Uzbekistan lies at the heart of the Great Silk Road. For centuries, oases of Samarkand, Bukhara and Khiva brought respite to the caravans as they made their way across the desert. A tour through this country immerses you in the essence of the progress of civilization as it moved west. Today, Uzbekistan preserves this heritage while striving to bring its largely rural, historically nomadic populations better lives in a post-Soviet world. Slightly larger in area than California and with a population of 26 million, Uzbekistan contains more than half of Central Asia’s people.
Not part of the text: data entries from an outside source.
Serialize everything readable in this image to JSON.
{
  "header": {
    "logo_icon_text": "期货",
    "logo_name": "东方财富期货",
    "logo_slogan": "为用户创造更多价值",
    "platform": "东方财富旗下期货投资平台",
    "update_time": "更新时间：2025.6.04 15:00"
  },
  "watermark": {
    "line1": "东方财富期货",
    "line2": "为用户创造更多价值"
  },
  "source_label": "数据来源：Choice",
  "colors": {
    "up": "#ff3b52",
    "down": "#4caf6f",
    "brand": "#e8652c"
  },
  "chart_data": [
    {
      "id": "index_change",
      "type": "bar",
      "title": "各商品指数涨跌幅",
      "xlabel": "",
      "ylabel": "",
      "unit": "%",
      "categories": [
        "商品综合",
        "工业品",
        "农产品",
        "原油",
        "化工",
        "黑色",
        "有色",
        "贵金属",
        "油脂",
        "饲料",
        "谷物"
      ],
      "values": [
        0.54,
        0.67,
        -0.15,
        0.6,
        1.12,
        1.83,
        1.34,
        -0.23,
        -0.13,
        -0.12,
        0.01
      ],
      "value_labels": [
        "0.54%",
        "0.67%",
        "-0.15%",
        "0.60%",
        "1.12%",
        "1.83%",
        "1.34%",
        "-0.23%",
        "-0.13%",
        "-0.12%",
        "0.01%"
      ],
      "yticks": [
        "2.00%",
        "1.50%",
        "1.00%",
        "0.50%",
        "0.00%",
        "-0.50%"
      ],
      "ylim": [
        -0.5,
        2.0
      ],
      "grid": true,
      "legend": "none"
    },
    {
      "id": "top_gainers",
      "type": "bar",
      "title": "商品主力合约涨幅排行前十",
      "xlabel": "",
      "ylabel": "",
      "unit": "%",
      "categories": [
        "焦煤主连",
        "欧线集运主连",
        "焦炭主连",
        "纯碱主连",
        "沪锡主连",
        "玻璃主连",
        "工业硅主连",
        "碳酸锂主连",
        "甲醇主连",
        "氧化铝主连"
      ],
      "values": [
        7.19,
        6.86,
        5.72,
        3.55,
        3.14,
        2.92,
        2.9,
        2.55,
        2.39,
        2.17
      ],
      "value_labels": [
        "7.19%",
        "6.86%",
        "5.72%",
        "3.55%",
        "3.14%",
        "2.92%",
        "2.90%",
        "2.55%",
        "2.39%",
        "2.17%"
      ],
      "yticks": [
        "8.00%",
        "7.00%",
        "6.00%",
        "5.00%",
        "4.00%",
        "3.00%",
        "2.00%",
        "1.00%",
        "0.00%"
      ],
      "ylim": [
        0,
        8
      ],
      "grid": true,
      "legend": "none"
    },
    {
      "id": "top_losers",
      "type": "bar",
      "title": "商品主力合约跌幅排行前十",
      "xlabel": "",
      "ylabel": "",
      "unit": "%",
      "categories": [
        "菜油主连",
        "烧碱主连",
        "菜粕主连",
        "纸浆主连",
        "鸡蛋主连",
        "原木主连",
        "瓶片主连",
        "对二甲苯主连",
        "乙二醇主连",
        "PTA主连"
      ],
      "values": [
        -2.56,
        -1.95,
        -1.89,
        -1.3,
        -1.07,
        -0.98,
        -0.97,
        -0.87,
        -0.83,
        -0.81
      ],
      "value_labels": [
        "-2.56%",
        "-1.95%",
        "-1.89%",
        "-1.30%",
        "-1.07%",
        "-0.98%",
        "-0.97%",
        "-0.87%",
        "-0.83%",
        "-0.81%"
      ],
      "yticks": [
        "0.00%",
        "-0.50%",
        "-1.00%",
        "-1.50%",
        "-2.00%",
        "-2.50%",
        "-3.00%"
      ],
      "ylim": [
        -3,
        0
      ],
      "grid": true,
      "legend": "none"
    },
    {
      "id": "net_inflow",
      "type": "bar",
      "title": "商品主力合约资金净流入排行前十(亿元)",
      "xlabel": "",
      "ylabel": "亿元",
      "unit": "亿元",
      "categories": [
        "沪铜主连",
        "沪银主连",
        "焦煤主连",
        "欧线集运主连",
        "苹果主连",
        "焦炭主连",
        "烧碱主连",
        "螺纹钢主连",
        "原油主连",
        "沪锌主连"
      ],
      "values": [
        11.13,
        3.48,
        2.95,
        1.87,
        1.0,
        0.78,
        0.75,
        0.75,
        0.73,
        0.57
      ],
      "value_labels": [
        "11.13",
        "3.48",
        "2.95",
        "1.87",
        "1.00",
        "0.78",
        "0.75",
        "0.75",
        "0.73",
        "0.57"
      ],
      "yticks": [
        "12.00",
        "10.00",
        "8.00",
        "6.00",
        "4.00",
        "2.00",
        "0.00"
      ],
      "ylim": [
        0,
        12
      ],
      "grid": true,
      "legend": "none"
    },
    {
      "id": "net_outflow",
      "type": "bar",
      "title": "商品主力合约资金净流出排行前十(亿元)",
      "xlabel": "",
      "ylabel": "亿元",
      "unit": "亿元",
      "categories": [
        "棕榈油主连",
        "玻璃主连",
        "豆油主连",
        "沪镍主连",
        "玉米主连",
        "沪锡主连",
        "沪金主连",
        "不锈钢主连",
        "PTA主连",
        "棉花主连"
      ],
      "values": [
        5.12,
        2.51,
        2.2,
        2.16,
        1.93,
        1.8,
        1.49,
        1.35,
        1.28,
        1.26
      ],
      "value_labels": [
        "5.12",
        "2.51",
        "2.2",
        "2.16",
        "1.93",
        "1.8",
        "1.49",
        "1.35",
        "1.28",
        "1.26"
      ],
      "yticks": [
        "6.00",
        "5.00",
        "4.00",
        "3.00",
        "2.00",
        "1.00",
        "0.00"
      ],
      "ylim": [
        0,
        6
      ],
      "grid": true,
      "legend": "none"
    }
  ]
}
Known as the ‘sunny republic,’ Uzbekistan is arid with annual rainfall between only 4 and 8 inches. But its heavily irrigated river valleys make it the second largest cotton exporter in the world. It also contains important mineral resources and is a world leader in gold production.
Historically, Uzbekistan is exceedingly rich, making it a truly great tourist destination. More than 4,000 historic sites dot the country, and thus its stature as the pearl of the ancient Silk Road. Civilization was already ancient here when Alexander the Great conquered the region in the 4th Century BC. Up until the discovery of ocean routes to India and China, Uzbekistan lay at the crossroads of communication between East and West and was the center of trade and exchange of ideas.
The conqueror Tamerlane (1336-1405) was born near present day Shahrisabz and created an empire that extended throughout Central Asia to Turkey and south to the Ganges. Tamerlane was also a patron of the arts and transformed Samarkand into a magnificent capital for his empire. Importing artisans from conquered territories, He and later rulers commissioned majestic buildings many of which still stand.
Central among them is the Registan, which was the heart of the city. Madrasahs or Muslim religious academies face three sides of the square, giving, one built by Tamerlane’s grandson who also built an observatory which he used to advance the science of astronomy during his reign.
Another legendary city is Bukhara, lying to the west. Another oases for Silk Road caravans, Bukhara became one of the great learning centers in the Muslim world and spawned the mystical Sufi sect of Islam. The city today still contains 350 mosques and supports more than 100 religious academies. With narrow streets, many parks and gardens, numerous historical sites and lively bazaars, a visit to this ancient city will satisfy a diverse range of interests. Travel here and you are sure to find something that resonates with your spirit.
Further west still, you come to a museum under the blue sky, Khiva. A city reputed to have been founded by Shem, one of the Biblical Noah’s sons, Khiva has preserved its ancient past and been turned into a living record of its days as a key center of trade along the Silk Road. The historic center of the city contains spectacular examples of Islamic architecture. Palaces, minarets and mausoleums from centuries ago have been preserved and refurbished making Khiva a lens through which you can gaze into history.